予防接種を受ける女児(Marcelo Camargo/Agência Brasil)

 サンパウロ市保健局が、6月10日~7月12日に、15~29歳の青少年を対象とする麻疹(はしか)の予防接種キャンペーンを行う事を決めたと29日付現地紙が報じた。
 特別キャンペーン実施と対象は、州保健局の主導で決まった。実施を決定付けたのは、ここ2週間の間に7人の患者が新たに確認された事だ。今年に入ってから発生したサンパウロ市での麻疹患者は計14人で、患者発生は市中央部のイジエノポリスと市東部に集中している。
 州保健局感染病予防センターのレジアネ・デ・パウラ氏によると、サンパウロ市での患者発生に関しては保健省とも協議済みで、予防接種カレンダーで対象となる幼児用以外に、350万人分のワクチンが送られる。
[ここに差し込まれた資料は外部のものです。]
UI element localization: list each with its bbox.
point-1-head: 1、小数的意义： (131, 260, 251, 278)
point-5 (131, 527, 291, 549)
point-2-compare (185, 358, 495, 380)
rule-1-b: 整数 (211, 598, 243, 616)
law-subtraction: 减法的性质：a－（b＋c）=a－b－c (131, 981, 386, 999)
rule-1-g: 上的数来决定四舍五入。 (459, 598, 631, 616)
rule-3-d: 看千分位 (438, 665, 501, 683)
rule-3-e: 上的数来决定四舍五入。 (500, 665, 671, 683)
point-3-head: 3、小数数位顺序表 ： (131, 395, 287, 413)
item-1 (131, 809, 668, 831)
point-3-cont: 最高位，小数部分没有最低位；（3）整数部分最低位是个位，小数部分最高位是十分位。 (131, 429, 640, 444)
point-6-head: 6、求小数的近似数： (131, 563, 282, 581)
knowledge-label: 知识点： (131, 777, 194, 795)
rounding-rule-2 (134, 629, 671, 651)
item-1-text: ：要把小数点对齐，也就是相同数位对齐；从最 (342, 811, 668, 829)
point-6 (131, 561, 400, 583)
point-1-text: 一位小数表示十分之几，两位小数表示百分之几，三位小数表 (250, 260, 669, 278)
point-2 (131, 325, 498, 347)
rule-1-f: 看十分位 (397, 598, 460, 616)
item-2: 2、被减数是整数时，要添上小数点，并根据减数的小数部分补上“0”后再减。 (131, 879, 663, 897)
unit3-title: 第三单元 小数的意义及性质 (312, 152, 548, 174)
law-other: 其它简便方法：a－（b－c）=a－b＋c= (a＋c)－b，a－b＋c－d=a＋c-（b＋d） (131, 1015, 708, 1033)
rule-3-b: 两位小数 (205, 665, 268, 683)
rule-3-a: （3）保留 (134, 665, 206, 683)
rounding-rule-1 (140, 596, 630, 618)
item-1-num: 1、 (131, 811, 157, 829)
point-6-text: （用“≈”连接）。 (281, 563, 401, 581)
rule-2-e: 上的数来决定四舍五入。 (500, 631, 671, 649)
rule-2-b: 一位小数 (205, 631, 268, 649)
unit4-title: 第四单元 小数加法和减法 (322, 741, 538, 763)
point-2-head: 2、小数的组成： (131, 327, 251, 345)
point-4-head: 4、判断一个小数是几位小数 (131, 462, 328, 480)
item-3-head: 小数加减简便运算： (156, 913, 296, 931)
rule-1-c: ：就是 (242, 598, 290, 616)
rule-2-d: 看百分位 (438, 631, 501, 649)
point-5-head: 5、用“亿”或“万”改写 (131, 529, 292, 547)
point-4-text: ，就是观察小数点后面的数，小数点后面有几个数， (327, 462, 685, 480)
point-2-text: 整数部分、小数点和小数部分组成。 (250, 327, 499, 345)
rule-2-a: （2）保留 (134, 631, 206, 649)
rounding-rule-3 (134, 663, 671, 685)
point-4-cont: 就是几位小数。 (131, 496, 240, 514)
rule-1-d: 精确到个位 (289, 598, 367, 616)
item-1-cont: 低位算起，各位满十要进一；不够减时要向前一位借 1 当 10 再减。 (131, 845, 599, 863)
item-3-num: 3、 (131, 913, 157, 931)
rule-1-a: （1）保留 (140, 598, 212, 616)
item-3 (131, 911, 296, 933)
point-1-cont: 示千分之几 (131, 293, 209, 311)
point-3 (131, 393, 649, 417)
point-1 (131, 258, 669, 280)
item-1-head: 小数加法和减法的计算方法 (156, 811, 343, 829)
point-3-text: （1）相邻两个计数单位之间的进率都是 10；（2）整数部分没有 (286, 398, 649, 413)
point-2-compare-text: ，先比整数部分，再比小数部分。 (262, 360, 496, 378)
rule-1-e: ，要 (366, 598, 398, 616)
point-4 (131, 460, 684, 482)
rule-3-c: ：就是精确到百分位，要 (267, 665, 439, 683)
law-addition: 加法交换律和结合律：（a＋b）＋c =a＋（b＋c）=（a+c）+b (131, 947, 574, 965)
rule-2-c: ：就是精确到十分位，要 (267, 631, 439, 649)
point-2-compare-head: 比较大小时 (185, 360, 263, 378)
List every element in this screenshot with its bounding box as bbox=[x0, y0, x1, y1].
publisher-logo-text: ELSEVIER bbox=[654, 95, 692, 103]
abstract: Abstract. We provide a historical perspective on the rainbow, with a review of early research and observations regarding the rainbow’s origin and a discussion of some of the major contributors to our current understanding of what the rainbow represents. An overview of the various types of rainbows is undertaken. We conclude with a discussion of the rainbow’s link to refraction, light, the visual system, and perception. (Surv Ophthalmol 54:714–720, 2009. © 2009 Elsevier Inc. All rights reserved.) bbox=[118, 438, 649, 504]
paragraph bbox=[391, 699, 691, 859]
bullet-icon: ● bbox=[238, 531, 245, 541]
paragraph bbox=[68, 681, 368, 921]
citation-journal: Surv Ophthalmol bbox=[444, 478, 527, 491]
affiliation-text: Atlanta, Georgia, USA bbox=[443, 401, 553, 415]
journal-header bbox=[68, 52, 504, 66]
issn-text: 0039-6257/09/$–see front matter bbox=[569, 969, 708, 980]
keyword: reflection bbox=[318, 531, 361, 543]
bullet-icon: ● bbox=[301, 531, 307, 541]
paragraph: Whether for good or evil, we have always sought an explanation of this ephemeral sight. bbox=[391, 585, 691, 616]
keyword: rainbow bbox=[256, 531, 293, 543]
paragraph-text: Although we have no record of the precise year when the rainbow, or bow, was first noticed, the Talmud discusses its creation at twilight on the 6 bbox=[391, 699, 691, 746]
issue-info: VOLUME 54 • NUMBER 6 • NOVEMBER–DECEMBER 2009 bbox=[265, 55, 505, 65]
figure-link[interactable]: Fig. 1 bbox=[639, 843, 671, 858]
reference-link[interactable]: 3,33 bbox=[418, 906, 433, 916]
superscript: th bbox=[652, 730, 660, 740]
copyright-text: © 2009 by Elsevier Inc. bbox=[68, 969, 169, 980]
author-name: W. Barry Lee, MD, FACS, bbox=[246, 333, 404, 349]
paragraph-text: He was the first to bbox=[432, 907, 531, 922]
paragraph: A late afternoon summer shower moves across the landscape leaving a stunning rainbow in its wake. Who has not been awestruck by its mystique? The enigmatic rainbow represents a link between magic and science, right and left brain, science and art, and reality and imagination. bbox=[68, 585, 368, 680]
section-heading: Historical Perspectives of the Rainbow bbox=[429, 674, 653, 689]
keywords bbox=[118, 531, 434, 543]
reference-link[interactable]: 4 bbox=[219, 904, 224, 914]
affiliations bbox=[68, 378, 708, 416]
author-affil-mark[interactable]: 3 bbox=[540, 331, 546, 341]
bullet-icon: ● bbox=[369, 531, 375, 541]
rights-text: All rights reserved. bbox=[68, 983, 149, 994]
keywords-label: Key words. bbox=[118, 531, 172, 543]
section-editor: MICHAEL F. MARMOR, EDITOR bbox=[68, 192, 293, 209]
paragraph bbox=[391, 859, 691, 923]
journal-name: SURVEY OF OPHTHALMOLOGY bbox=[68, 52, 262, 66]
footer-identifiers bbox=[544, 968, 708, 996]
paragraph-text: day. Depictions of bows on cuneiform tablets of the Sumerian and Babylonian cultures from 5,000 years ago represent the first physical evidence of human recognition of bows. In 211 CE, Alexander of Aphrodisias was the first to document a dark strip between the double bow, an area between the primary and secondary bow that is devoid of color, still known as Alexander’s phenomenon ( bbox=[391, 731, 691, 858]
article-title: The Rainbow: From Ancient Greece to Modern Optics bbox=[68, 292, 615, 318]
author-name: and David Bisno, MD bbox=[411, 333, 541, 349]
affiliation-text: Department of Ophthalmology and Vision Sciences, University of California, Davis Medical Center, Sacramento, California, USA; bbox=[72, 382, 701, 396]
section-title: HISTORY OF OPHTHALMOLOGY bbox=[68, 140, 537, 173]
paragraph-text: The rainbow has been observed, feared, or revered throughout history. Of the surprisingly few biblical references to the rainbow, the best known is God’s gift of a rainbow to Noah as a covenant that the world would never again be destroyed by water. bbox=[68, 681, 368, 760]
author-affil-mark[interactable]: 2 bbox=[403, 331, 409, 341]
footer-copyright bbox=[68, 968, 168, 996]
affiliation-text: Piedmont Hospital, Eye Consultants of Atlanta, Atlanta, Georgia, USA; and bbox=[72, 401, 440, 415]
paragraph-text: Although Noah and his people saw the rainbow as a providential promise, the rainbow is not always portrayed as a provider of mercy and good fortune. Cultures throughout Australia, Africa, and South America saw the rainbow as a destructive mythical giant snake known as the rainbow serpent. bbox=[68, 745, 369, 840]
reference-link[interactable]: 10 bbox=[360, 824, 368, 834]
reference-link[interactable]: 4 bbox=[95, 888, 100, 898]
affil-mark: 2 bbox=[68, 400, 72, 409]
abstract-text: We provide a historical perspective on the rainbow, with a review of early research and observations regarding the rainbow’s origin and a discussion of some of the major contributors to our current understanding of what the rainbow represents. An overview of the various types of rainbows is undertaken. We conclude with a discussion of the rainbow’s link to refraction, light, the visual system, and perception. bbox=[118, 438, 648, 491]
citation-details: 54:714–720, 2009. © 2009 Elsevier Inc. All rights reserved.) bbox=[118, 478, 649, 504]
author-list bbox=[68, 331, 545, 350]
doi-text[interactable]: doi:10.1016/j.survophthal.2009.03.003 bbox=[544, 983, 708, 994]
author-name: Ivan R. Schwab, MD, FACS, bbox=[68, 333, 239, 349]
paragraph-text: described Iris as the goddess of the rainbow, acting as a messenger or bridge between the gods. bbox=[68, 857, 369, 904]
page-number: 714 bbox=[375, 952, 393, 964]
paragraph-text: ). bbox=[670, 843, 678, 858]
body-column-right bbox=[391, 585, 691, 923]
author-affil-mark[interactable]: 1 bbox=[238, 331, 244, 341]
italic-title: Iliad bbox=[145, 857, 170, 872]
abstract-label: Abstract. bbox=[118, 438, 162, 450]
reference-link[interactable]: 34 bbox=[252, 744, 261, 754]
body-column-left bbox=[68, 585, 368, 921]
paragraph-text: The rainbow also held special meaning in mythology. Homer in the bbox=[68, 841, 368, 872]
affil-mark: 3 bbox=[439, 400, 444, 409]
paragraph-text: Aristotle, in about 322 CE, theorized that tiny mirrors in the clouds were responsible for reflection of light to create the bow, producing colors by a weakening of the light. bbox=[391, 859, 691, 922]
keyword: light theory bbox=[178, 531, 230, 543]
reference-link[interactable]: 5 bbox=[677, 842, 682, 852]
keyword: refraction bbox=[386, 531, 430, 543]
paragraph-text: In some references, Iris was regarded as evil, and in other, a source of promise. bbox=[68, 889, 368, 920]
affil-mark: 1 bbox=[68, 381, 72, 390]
 州保健局が保健省と協議を始めたのは、サンパウロ市は国外や州外の人も含めた玄関口で、国内外の人が大勢行き来するから、同市で患者が発生すれば域内感染や他の地域への感染拡大に繋がる可能性が高いため、早い時期に対策を講じる必要があると判断したためだ。
 キャンペーンの対象者を15~29歳としたのは、この層の幼少期の予防接種率が他の年齢層より低かったからだ。麻疹とおたふく風邪(流行性耳下腺炎)、風疹の3種混合ワクチンは、生後12カ月と18カ月で接種するのが普通だが、2度目の接種を受けそびれたりして、免疫ができていない例がままある。
 サンパウロ市で確認された麻疹患者の内、イジエノポリスでの7人は家族で、1人がイスラエル旅行中に感染し、家族にも広がった。この場合は域内感染とはみなされない。
 他方、市東部での患者は同地区の大学で勤務する1人の教授が発症し、治療に当たった医師1人と大学に通う人3人に感染が広がった。また、生後8カ月の教授の娘も感染が確認された。教授は州外に出ておらず、域内感染とみなされる。
 14人目の患者はノルウェーに旅行した後に発症しているが、居住区は明かされていない。
 患者は全員、順調に回復しており、死者は皆無だ。サンパウロ市以外の市での麻疹患者は、観光船の乗員乗客を含むサントス市での21人(域内感染者も発生)とオザスコ市で確認された1人で、いずれも死者は出ていない。
 なお、保健省は20日に、6月10日から全国キャンペーンを行う意向も表明している。この時点の感染者数は、パラー州83人、サンパウロ州27人、アマゾナス州4人、サンタカタリーナ州とミナス州各3人、リオ州2人、ロライマ州1人だった。この時点では、パラー州の27人のみが域内感染とみなされていた。昨年1~5月の麻疹患者は117人で死者も2人で出ていた。